Ob ich dabei als Tänzer an der Zeremonie teilnehme, oder als Supporter, macht zwar in der Frage der Anstrengung einen großen Unterschied, die Übung, mein Ego und mein Handeln mit dem gemeinsamen Ziel in Verbindung zu bringen, stellt sich mir aber trotzdem. Küchendienst, Toiletten reinigen und andere Arbeiten im Camp sind ebenfalls Teil der Zeremonie – Work is prayer!
Diese Frage trage ich als Haltung und Suchbewegung nach dem Sonnentanz weiter. Wie ist mein Handeln ausgerichtet? Was bin ich bereit zu opfern, damit das Leben weitergeht und wo bin ich bereit dazu – in der Familie, im Job, im Ehrenamt? Um dies herauszufinden braucht es Beharrlichkeit, Geduld und Bereitschaft.
Schildkrötentempo
Nun ist es sowohl am Sonnentanz als auch in meinem Alltag so, dass mein Ego sich durchaus gerne als etwas Besonderes hervortut. Natürlich gibt es auch unter Tänzern und Supportern Männer (und Frauen) mit gewaltigem Ego und Darstellungsbedürfnis, für die eine solche Zeremonie eine große Bühne darstellt. Der Faktor, der mir dann hilft, die wichtigen Schritte und Wege zu erkennen und in der Ausrichtung zu bleiben, ist die Zeit. Vier Tage Sonnentanz lassen manch darstellerische und egozentrische Ambition in der Sonne zerschmelzen und können auf diese Weise sehr reinigend wirken.

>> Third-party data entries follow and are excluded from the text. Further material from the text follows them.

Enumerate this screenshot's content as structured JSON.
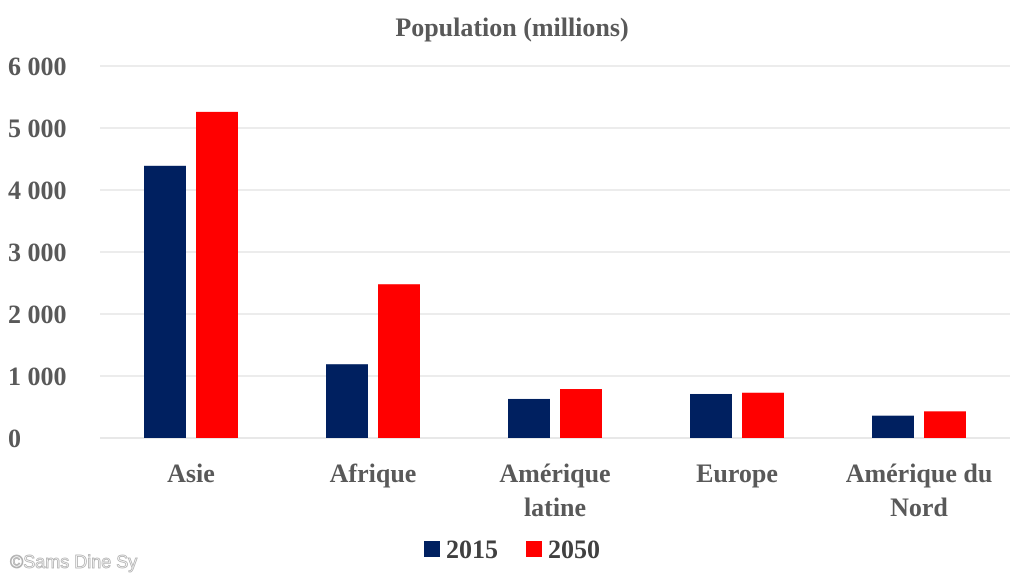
{
  "chart_data": {
    "type": "bar",
    "title": "Population (millions)",
    "categories": [
      [
        "Asie"
      ],
      [
        "Afrique"
      ],
      [
        "Amérique",
        "latine"
      ],
      [
        "Europe"
      ],
      [
        "Amérique du",
        "Nord"
      ]
    ],
    "series": [
      {
        "name": "2015",
        "color": "#002060",
        "values": [
          4390,
          1190,
          630,
          710,
          360
        ]
      },
      {
        "name": "2050",
        "color": "#ff0000",
        "values": [
          5260,
          2480,
          790,
          730,
          430
        ]
      }
    ],
    "yticks": [
      "0",
      "1 000",
      "2 000",
      "3 000",
      "4 000",
      "5 000",
      "6 000"
    ],
    "ylim": [
      0,
      6000
    ],
    "grid": true,
    "legend_position": "bottom"
  },
  "watermark": "©Sams Dine Sy"
}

In einem Teaching lud einer der leitenden Häuptlinge, Leonard Crow Dog Jr. genau dazu ein: aufmerksam dem Leben seine Zeit lassen. Nicht versuchen, die vermeintlichen Umwege und schwierigen Zeiten abzukürzen, sondern sie als wichtige Erfahrungen zulassen und in Ruhe ganz durchschreiten. Wie in einem mäandernden Fluss jede Biegung mitgehen. Dazu muss ich mich immer wieder meinen Ängsten stellen. Mit der Zeit aber finde ich meine Richtung und Ausgerichtetheit und gewinne eine größere Freiheit – vermutlich im Schildkrötentempo.

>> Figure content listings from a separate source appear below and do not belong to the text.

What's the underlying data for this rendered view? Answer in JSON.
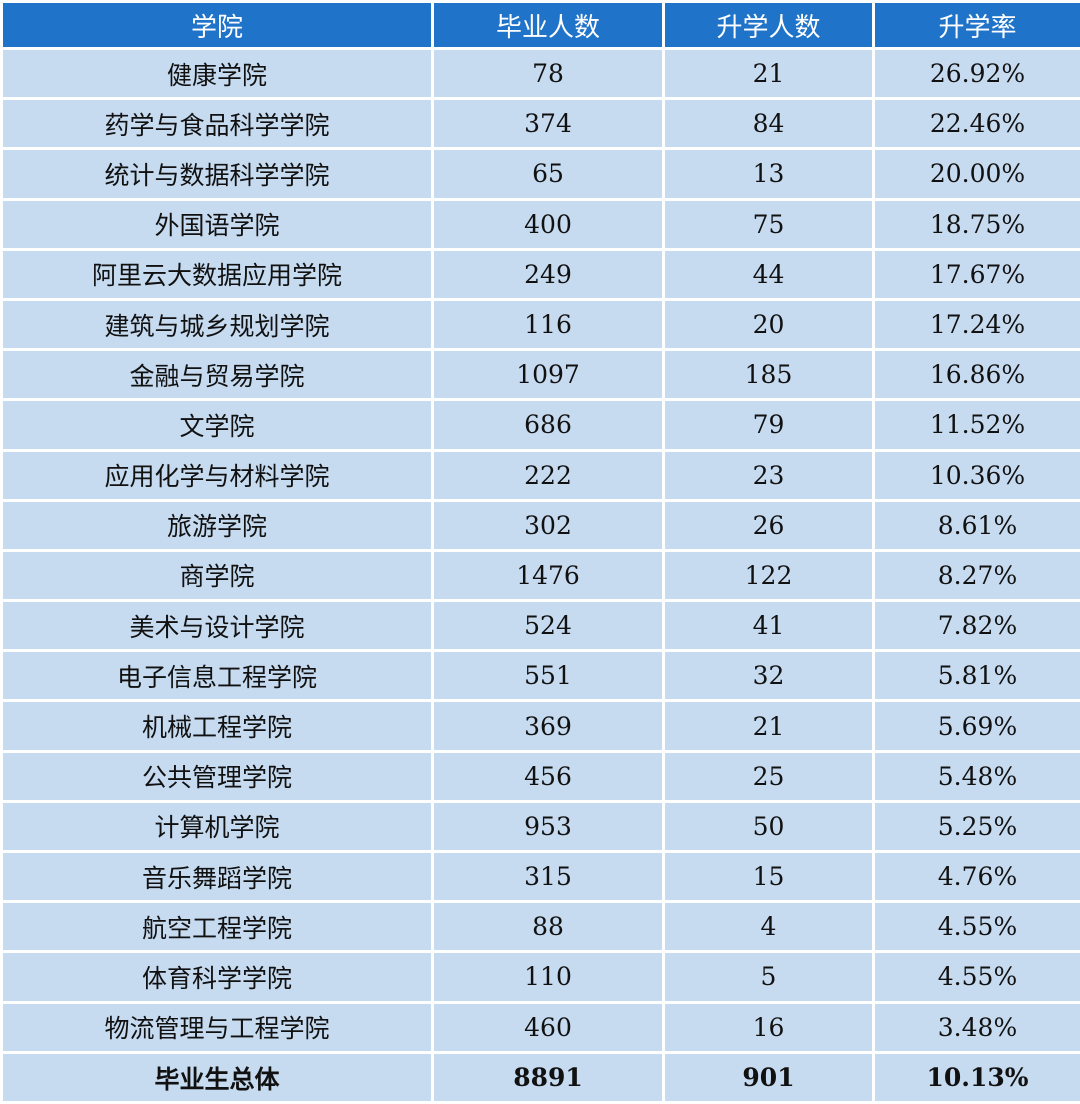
{
  "table": {
    "headers": [
      "学院",
      "毕业人数",
      "升学人数",
      "升学率"
    ],
    "rows": [
      [
        "健康学院",
        "78",
        "21",
        "26.92%"
      ],
      [
        "药学与食品科学学院",
        "374",
        "84",
        "22.46%"
      ],
      [
        "统计与数据科学学院",
        "65",
        "13",
        "20.00%"
      ],
      [
        "外国语学院",
        "400",
        "75",
        "18.75%"
      ],
      [
        "阿里云大数据应用学院",
        "249",
        "44",
        "17.67%"
      ],
      [
        "建筑与城乡规划学院",
        "116",
        "20",
        "17.24%"
      ],
      [
        "金融与贸易学院",
        "1097",
        "185",
        "16.86%"
      ],
      [
        "文学院",
        "686",
        "79",
        "11.52%"
      ],
      [
        "应用化学与材料学院",
        "222",
        "23",
        "10.36%"
      ],
      [
        "旅游学院",
        "302",
        "26",
        "8.61%"
      ],
      [
        "商学院",
        "1476",
        "122",
        "8.27%"
      ],
      [
        "美术与设计学院",
        "524",
        "41",
        "7.82%"
      ],
      [
        "电子信息工程学院",
        "551",
        "32",
        "5.81%"
      ],
      [
        "机械工程学院",
        "369",
        "21",
        "5.69%"
      ],
      [
        "公共管理学院",
        "456",
        "25",
        "5.48%"
      ],
      [
        "计算机学院",
        "953",
        "50",
        "5.25%"
      ],
      [
        "音乐舞蹈学院",
        "315",
        "15",
        "4.76%"
      ],
      [
        "航空工程学院",
        "88",
        "4",
        "4.55%"
      ],
      [
        "体育科学学院",
        "110",
        "5",
        "4.55%"
      ],
      [
        "物流管理与工程学院",
        "460",
        "16",
        "3.48%"
      ]
    ],
    "total": [
      "毕业生总体",
      "8891",
      "901",
      "10.13%"
    ]
  },
  "colors": {
    "header_bg": "#1f73c8",
    "row_bg": "#c6daf0",
    "grid_line": "#ffffff"
  }
}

Die Schildkröte jedoch steht bei den Lakota in hoher Achtung als Hüterin des Lebens, der Langlebigkeit und Standhaftigkeit. Oder wie Leonard Crow Dog es ausdrückt: „Everything that’s good comes on the Back of a turtle.“
Eine Anmerkung zum Schluss: Das Titelbild zeigt einen Sonnentanz-Platz in Süddakota. Da die Zeremonie selbst nicht fotografiert oder abgebildet werden darf, setzt der Rest des Artikels ganz auf die Vorstellungskraft des Lesenden.